Kazakhstan’s economy is accelerating, but the IMF says risks are building beneath the surface, DKNews.kz reports.
On January 27, 2026, the International Monetary Fund released its Staff Report following a mission to Kazakhstan held in November 2025. The key message is clear: Kazakhstan’s economy is growing fast, but signs of overheating are becoming increasingly visible.
According to IMF economists, the country is entering a phase where strong growth must be carefully managed to avoid inflationary and fiscal risks.
Why Kazakhstan’s economy is growing so fast
The IMF estimates that economic growth will reach 6.2% in 2025, one of the highest rates in recent years. This momentum is being driven by several factors at once:
- strong and sustained domestic demand
- higher oil production volumes
- robust activity in non-oil sectors
- large-scale infrastructure projects
- expansionary fiscal policy
- rising investment by state-owned enterprises
In simple terms, the economy is being fueled simultaneously by consumption, government spending, oil revenues, and public investment.
Buffers are strong, banks remain resilient
The IMF notes that Kazakhstan currently has substantial fiscal and external buffers, which help protect the economy against external shocks such as commodity price swings or global slowdowns.
The banking sector is also assessed as generally resilient, despite high inflation and rapid credit growth. This provides an important layer of stability as the economy navigates a complex global environment.
Monetary tightening: the IMF approves, but urges patience
The IMF strongly supports the National Bank’s decision to tighten monetary policy. This includes:
- increases in the base interest rate
- measures to absorb excess liquidity from the financial system
According to the IMF, it is too early to loosen policy. The current restrictive stance should remain in place until inflation moves closer to its target range.
To further improve policy effectiveness, the Fund recommends strengthening liquidity management by:
- increasing issuance of short-term National Bank notes
- coordinating these operations with the Ministry of Finance’s issuance of government securities
Fiscal discipline under scrutiny
While growth remains strong, the IMF warns that fiscal policy must become more disciplined. Key recommendations include:
- stronger coordination of macroeconomic policy
- limiting quasi-fiscal operations
- strict adherence to fiscal rules
- reducing reliance on transfers from the National Fund
The message is straightforward: government support has helped drive growth, but overreliance on public spending could worsen inflation and undermine long-term stability.

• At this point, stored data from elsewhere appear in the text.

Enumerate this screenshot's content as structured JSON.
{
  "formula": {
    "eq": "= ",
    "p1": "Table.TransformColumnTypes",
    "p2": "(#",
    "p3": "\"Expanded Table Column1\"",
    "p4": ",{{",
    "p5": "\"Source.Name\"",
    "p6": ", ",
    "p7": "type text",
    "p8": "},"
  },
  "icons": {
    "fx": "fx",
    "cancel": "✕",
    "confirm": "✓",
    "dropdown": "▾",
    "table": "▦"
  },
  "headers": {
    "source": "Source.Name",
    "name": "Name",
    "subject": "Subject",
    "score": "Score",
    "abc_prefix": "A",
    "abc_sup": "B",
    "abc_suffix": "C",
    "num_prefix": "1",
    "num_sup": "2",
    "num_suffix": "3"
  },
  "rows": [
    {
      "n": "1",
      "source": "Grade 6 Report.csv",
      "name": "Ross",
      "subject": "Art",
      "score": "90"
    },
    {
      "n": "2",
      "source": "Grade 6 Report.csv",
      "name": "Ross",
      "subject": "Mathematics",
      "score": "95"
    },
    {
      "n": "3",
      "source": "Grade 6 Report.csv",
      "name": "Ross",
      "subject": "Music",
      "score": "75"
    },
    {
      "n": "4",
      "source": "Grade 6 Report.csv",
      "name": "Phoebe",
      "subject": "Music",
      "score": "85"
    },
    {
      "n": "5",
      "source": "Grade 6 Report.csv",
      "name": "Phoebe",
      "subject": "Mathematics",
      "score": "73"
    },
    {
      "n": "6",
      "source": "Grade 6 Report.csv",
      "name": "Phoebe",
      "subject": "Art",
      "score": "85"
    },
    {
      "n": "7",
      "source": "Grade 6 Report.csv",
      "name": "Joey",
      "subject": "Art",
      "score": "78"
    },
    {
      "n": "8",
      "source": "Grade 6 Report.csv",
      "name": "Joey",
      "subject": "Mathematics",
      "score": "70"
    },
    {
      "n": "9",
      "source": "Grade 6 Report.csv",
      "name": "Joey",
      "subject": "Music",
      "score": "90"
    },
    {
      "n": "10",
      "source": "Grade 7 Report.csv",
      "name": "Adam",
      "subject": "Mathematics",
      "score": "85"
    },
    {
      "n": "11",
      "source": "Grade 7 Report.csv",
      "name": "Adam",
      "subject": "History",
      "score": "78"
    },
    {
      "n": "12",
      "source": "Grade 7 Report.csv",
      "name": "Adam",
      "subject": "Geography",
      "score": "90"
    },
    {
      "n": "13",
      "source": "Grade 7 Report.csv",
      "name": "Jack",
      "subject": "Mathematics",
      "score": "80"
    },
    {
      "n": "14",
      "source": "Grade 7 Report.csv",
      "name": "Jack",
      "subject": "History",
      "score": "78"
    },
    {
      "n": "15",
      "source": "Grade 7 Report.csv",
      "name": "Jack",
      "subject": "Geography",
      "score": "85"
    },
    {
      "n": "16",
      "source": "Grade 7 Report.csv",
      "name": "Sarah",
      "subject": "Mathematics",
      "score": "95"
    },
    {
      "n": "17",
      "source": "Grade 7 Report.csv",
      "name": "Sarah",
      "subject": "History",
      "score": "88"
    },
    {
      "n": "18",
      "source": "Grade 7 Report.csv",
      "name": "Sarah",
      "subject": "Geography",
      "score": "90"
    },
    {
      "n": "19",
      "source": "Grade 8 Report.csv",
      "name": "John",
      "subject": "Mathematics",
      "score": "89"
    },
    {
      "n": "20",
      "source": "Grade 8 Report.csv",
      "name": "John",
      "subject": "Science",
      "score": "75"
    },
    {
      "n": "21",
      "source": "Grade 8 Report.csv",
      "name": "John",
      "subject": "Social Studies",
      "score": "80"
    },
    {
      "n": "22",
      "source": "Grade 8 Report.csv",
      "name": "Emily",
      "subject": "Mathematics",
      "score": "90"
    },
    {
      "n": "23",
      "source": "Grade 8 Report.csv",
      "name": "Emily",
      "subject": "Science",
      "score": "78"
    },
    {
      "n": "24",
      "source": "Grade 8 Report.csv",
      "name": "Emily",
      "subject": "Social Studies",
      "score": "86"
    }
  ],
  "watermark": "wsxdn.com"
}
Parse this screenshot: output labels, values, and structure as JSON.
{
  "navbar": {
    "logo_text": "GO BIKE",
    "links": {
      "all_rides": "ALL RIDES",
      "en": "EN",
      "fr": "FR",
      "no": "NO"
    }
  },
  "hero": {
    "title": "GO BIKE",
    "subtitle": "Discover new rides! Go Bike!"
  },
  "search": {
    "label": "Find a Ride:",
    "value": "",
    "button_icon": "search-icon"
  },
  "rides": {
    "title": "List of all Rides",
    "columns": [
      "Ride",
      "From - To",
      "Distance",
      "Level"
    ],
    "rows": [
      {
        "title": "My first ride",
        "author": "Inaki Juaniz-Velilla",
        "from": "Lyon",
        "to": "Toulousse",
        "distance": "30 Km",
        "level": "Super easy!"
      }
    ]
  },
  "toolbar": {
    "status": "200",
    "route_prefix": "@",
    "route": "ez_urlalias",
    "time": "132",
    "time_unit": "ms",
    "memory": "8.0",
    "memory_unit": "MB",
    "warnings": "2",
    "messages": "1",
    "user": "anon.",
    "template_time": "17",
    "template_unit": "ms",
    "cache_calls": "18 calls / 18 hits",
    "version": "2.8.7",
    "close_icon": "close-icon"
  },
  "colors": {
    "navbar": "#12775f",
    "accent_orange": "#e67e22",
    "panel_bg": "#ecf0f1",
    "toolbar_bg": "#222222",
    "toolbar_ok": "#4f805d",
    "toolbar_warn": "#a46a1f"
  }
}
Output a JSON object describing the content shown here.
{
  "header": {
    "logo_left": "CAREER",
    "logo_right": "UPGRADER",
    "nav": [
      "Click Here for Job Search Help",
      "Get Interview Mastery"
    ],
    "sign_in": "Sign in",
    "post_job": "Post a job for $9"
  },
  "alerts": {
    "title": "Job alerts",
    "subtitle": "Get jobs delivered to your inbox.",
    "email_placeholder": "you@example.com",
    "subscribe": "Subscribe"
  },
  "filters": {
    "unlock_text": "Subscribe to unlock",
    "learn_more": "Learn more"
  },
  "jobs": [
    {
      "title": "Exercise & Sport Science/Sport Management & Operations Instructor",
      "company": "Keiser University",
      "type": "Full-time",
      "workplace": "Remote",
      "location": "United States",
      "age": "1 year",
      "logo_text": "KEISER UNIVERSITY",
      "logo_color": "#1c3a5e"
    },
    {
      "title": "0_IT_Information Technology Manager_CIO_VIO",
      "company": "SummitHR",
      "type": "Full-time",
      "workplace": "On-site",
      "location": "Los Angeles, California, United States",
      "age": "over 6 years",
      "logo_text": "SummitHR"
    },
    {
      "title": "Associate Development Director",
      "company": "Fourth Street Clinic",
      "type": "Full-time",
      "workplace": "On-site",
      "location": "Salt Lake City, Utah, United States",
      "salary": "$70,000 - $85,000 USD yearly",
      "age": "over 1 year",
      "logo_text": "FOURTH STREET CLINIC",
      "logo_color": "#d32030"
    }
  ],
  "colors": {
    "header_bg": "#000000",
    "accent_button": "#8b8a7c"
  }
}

Structural reforms remain critical
Beyond short-term policy choices, the IMF stresses the importance of accelerating structural reforms. Priority areas include:
- reducing the role of the state in the economy
- expanding the private sector
- developing financial markets
- improving the business climate
- strengthening corporate governance
The IMF also urges continued implementation of recommendations from the 2023 Financial Sector Assessment Program (FSAP), aimed at reinforcing financial resilience.
What could go wrong
The IMF outlines several key risks that could challenge Kazakhstan’s outlook:
- slower growth in major trading partners
- rising geopolitical uncertainty
- a potential drop in global oil prices
- further strengthening of inflation expectations
Any combination of these factors could put pressure on growth, public finances, and price stability.
What happens next
While growth is expected to peak in 2025, the IMF forecasts a gradual slowdown to around 3.5% over the medium term. This reflects:
- stabilization of oil production
- cooling domestic demand
- a gradual decline in inflation
Such a slowdown is not seen as a crisis, but rather as a return to a more balanced and sustainable growth path.
The big picture
Kazakhstan is benefiting from strong economic momentum, but the IMF’s assessment serves as a warning signal. Managing today’s growth carefully is essential to avoid tomorrow’s instability. The Fund’s message is consistent: disciplined macroeconomic policy, fiscal restraint, and deeper reforms are now crucial to securing long-term prosperity.